V-CEM: Bridging Performance and Intervenability in Concept-based Models
Francesco De Santis, Gabriele Ciravegna, Philippe Bich, Danilo Giordano, Tania Cerquitelli
TL;DR
V-CEM addresses the interpretability-performance tension in concept-based models by marrying the strengths of concept embeddings with variational inference. It introduces a probabilistic framework where concept embeddings are generated via an approximate posterior q(\mathbf{c}|x,c) conditioned on both inputs and concept predictions, while a prior p(\mathbf{c}|c) enforces concept-specific clustering; this yields an ELBO-based objective L = (1/k)L_c + \lambda_t L_t + \lambda_p L_p that balances concept accuracy, task accuracy, and embedding regularization. The model enables targeted concept-embedding interventions that can override input-dependent effects, improving OOD intervenability while preserving strong ID performance comparable to black-box models and CEMs. Experimental results across vision and NLP tasks demonstrate V-CEM’s cohesive embedding space (CRC), robust OOD intervention responsiveness, and competitive ID accuracy, suggesting practical benefits for reliable, human-guided AI systems. The work also introduces metrics for evaluating concept representations and discusses avenues for extending V-CEM to multimodal data and causal modeling to further enhance interpretability and robustness.
Abstract
Concept-based eXplainable AI (C-XAI) is a rapidly growing research field that enhances AI model interpretability by leveraging intermediate, human-understandable concepts. This approach not only enhances model transparency but also enables human intervention, allowing users to interact with these concepts to refine and improve the model's performance. Concept Bottleneck Models (CBMs) explicitly predict concepts before making final decisions, enabling interventions to correct misclassified concepts. While CBMs remain effective in Out-Of-Distribution (OOD) settings with intervention, they struggle to match the performance of black-box models. Concept Embedding Models (CEMs) address this by learning concept embeddings from both concept predictions and input data, enhancing In-Distribution (ID) accuracy but reducing the effectiveness of interventions, especially in OOD scenarios.

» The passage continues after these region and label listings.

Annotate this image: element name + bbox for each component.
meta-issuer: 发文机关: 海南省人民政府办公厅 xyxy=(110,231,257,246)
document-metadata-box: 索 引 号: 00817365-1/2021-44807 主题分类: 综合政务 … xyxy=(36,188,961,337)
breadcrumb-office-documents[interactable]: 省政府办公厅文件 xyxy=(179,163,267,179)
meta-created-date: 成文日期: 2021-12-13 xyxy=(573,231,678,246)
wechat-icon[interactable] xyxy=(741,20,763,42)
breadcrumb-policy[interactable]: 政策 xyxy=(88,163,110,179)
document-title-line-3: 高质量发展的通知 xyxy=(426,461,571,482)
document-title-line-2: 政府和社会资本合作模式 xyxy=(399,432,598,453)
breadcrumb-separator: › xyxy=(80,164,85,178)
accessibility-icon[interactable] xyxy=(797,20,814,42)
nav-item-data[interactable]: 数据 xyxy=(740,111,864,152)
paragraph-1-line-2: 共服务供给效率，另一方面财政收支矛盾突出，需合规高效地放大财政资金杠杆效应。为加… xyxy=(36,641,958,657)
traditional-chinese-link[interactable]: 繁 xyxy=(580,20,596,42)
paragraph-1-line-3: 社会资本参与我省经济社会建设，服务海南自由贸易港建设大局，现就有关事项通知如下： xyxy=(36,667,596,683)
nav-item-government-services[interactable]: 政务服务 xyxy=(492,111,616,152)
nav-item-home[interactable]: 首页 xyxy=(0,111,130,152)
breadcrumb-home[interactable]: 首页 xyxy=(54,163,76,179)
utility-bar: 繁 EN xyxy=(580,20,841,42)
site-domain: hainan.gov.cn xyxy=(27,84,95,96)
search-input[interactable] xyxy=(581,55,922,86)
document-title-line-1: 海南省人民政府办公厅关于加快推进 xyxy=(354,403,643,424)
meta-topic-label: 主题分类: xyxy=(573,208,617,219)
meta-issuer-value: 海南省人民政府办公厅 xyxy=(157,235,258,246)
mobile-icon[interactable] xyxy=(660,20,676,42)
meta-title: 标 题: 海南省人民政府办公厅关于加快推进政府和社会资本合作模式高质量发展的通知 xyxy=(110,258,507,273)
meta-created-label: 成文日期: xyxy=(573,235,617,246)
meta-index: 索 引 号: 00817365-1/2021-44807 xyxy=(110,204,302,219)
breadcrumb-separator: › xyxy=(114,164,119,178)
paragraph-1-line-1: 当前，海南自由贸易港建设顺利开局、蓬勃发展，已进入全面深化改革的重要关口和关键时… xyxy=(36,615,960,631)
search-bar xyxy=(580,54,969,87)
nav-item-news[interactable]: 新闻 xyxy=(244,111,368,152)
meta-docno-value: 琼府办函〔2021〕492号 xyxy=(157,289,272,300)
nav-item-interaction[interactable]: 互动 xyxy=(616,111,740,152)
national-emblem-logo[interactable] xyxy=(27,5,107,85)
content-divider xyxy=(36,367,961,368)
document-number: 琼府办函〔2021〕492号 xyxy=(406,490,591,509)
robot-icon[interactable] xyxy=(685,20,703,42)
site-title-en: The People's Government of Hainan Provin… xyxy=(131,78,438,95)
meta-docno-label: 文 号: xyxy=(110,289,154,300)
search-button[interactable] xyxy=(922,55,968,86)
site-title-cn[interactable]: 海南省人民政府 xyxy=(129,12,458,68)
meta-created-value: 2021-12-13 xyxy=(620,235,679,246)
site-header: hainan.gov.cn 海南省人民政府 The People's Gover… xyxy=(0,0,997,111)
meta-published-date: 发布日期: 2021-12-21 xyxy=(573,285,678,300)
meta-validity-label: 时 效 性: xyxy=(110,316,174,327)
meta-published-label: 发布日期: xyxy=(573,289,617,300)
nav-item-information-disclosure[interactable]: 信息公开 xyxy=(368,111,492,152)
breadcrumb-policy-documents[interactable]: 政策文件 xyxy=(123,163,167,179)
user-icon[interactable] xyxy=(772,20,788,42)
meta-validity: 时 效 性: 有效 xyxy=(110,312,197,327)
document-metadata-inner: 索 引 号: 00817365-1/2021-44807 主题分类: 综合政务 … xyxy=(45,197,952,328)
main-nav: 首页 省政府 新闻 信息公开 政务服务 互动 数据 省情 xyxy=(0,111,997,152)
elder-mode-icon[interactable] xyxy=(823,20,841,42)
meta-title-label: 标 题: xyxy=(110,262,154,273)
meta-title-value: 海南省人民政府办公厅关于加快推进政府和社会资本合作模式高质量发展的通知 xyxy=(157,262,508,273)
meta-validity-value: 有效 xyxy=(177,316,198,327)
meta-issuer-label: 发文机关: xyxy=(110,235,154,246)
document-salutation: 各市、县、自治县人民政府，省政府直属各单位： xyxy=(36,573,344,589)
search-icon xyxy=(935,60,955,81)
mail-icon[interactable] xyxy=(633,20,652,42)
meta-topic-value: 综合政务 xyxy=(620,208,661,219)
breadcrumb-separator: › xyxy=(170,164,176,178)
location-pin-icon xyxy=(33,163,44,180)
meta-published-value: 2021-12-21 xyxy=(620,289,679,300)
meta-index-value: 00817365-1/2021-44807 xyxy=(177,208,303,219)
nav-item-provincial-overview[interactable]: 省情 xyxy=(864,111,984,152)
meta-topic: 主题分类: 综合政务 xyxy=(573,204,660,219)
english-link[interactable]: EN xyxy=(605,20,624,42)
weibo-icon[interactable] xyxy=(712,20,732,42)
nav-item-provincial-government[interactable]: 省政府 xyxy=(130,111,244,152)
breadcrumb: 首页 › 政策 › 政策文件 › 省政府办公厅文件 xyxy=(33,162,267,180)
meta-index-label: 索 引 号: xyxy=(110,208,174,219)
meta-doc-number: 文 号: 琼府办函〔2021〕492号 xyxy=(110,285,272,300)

In this work, we propose the Variational Concept Embedding Model (V-CEM), which leverages variational inference to improve intervention responsiveness in CEMs. We evaluated our model on various textual and visual datasets in terms of ID performance, intervention responsiveness in both ID and OOD settings, and Concept Representation Cohesiveness (CRC), a metric we propose to assess the quality of the concept embedding representations. The results demonstrate that V-CEM retains CEM-level ID performance while achieving intervention effectiveness similar to CBM in OOD settings, effectively reducing the gap between interpretability (intervention) and generalization (performance).